Article by: Hari Yellina
The reduction in global beef supply, as well as the upward pressure on pricing, has created the ideal environment for lining up the ducks on issues such as sustainability and information management. When Justin Sherrard, an international animal protein strategist with Rabobank, appeared at the Northern Territory Cattlemens’ Association conference in Darwin last week, he made a strong case for Australia’s beef industry to be looking at the significant developments occuring right now. “When prices are this low, we should be wondering about how we can seize and manage those changes to create a more affluent future,” he said. “We become less broad minded about how we think about the future as prices change.”
Based in the Netherlands, Mr. Sherrard is in charge of defining the agenda for strategic challenges affecting animal protein firms around the world. Big shifts were in the wind on the global beef landscape at the moment, he said, and the challenge for Australian growers and processors was where to focus. Global beef production is predicted to be somewhat lower than previous year, owing mostly to the United States. Production will increase in Australia and Brazil, two significant exporters, but global markets will remain tight since the US will need to import more. When supply is limited and demand is high, prices are likely to rise.

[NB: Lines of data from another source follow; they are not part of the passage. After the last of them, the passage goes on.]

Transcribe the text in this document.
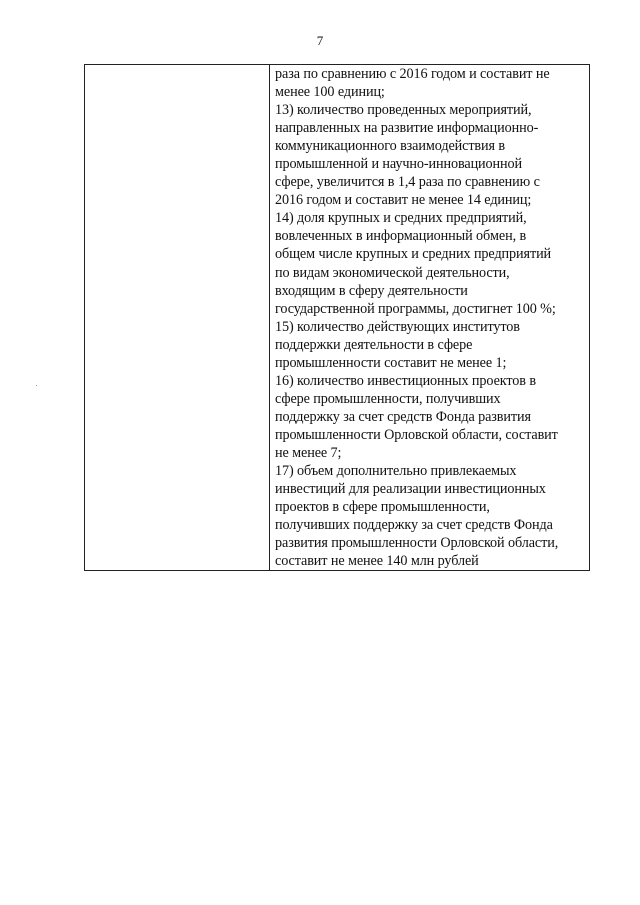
7

раза по сравнению с 2016 годом и составит не
менее 100 единиц;
13) количество проведенных мероприятий,
направленных на развитие информационно-
коммуникационного взаимодействия в
промышленной и научно-инновационной
сфере, увеличится в 1,4 раза по сравнению с
2016 годом и составит не менее 14 единиц;
14) доля крупных и средних предприятий,
вовлеченных в информационный обмен, в
общем числе крупных и средних предприятий
по видам экономической деятельности,
входящим в сферу деятельности
государственной программы, достигнет 100 %;
15) количество действующих институтов
поддержки деятельности в сфере
промышленности составит не менее 1;
16) количество инвестиционных проектов в
сфере промышленности, получивших
поддержку за счет средств Фонда развития
промышленности Орловской области, составит
не менее 7;
17) объем дополнительно привлекаемых
инвестиций для реализации инвестиционных
проектов в сфере промышленности,
получивших поддержку за счет средств Фонда
развития промышленности Орловской области,
составит не менее 140 млн рублей
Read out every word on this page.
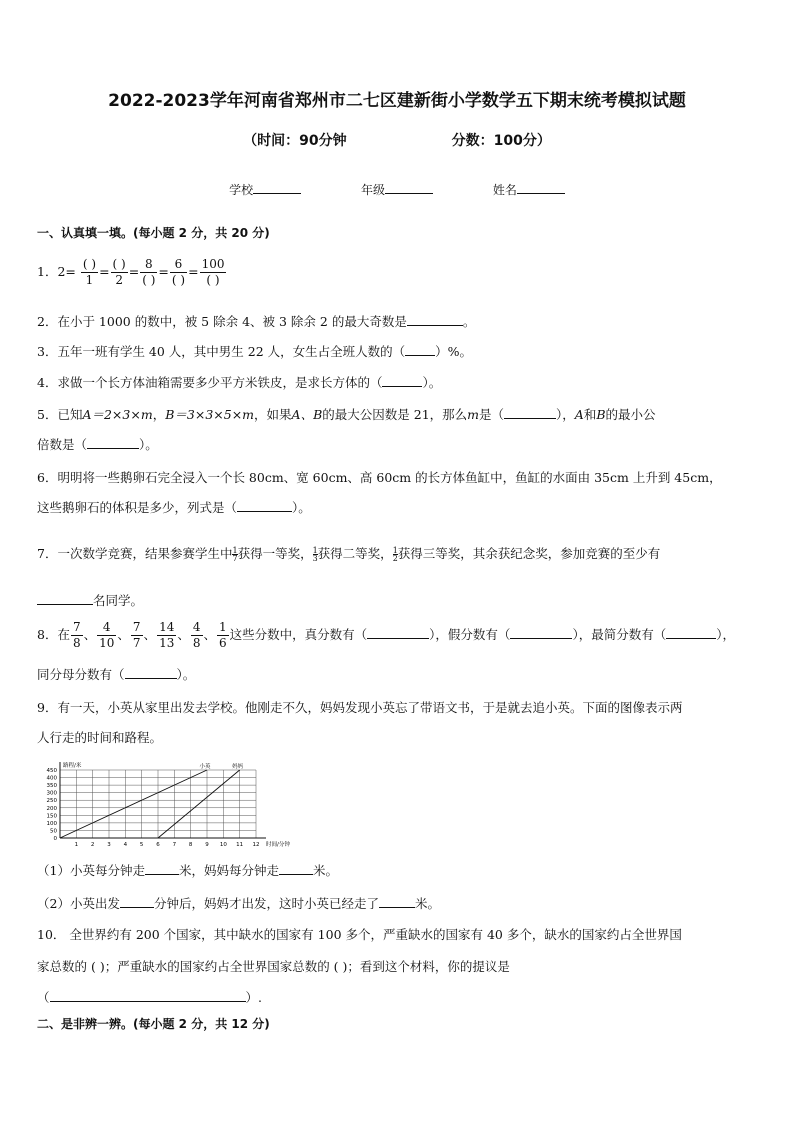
2022-2023学年河南省郑州市二七区建新街小学数学五下期末统考模拟试题
（时间：90分钟	分数：100分）
学校	年级	姓名
一、认真填一填。(每小题 2 分，共 20 分)
1．$2= \frac{( )}{1} = \frac{( )}{2} = \frac{8}{( )} = \frac{6}{( )} = \frac{100}{( )}$
2．在小于 1000 的数中，被 5 除余 4、被 3 除余 2 的最大奇数是	。
3．五年一班有学生 40 人，其中男生 22 人，女生占全班人数的（ ）%。
4．求做一个长方体油箱需要多少平方米铁皮，是求长方体的（	）。
5．已知A＝2×3×m，B＝3×3×5×m，如果A、B的最大公因数是 21，那么m是（	），A和B的最小公
倍数是（	）。
6．明明将一些鹅卵石完全浸入一个长 80cm、宽 60cm、高 60cm 的长方体鱼缸中，鱼缸的水面由 35cm 上升到 45cm，
这些鹅卵石的体积是多少，列式是（	）。
7．一次数学竞赛，结果参赛学生中 $\frac{1}{7}$ 获得一等奖， $\frac{1}{3}$ 获得二等奖， $\frac{1}{2}$ 获得三等奖，其余获纪念奖，参加竞赛的至少有
名同学。
8．在 $\frac{7}{8}$ 、 $\frac{4}{10}$ 、 $\frac{7}{7}$ 、 $\frac{14}{13}$ 、 $\frac{4}{8}$ 、 $\frac{1}{6}$ 这些分数中，真分数有（	），假分数有（	），最简分数有（	），
同分母分数有（	）。
9．有一天，小英从家里出发去学校。他刚走不久，妈妈发现小英忘了带语文书，于是就去追小英。下面的图像表示两
人行走的时间和路程。
0
50
100
150
200
250
300
350
400
450
1 2 3 4 5 6 7 8 9 10 11 12
路程/米
时间/分钟
小英	妈妈
（1）小英每分钟走	米，妈妈每分钟走	米。
（2）小英出发	分钟后，妈妈才出发，这时小英已经走了	米。
10． 全世界约有 200 个国家，其中缺水的国家有 100 多个，严重缺水的国家有 40 多个，缺水的国家约占全世界国
家总数的 ( )；严重缺水的国家约占全世界国家总数的 ( )；看到这个材料，你的提议是
（	）.
二、是非辨一辨。(每小题 2 分，共 12 分)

While this is a bright prognosis, margins are being stretched everywhere throughout the supply chain, and huge issues are arising about how to keep consumers interested as retail beef prices continue to rise, according to Mr Sherrard. Higher energy, fertiliser, and numerous raw material costs, aggravated by the European war, are flowing through and combining with issues like as labour and sustainability, resulting in costs that must be included into beef supply chains on a permanent basis. “We need to look at how long consumers will be ready to spend more for beef, what it is about beef that they like, and how we can offer them more of what makes them feel good about beef consumption while also lowering the prices they must pay.”
Mr. Sherrard used the fashion and finance industries to illustrate how people downstream – beef’s ‘business partners’ – are increasingly interested in learning more about how and where beef is produced. In the United States, a new sustainability act went into effect that requires every fashion firm in New York to know where their raw materials come from. “Almost all of them use leather, so they’ll want to know where it comes from, which involves asking about the manufacturing process,” Mr Sherrard explained. “In the realm of finance, we’re much more interested in what’s going on upstream – where and how the money we’re lending is being used.”
“Globally, ESG (environmental, social, and governance) assets under management are expected to expand from 28% now to about a third by 2025.” Investors are increasingly conducting ESG screenings, and they want evidence to reassure them that what is happening meets these standards. Rabobank, for example, had begun to report on financed emissions, and it was far from the only bank to do so. “The idea is, manufacturers need to consider how data might be used for numerous purposes,” Mr Sherrard added. “They’ll want it to boost production, but it’ll have to be organised so that it can also suit the demands of others farther downstream and possibly lead others in the supply chain.”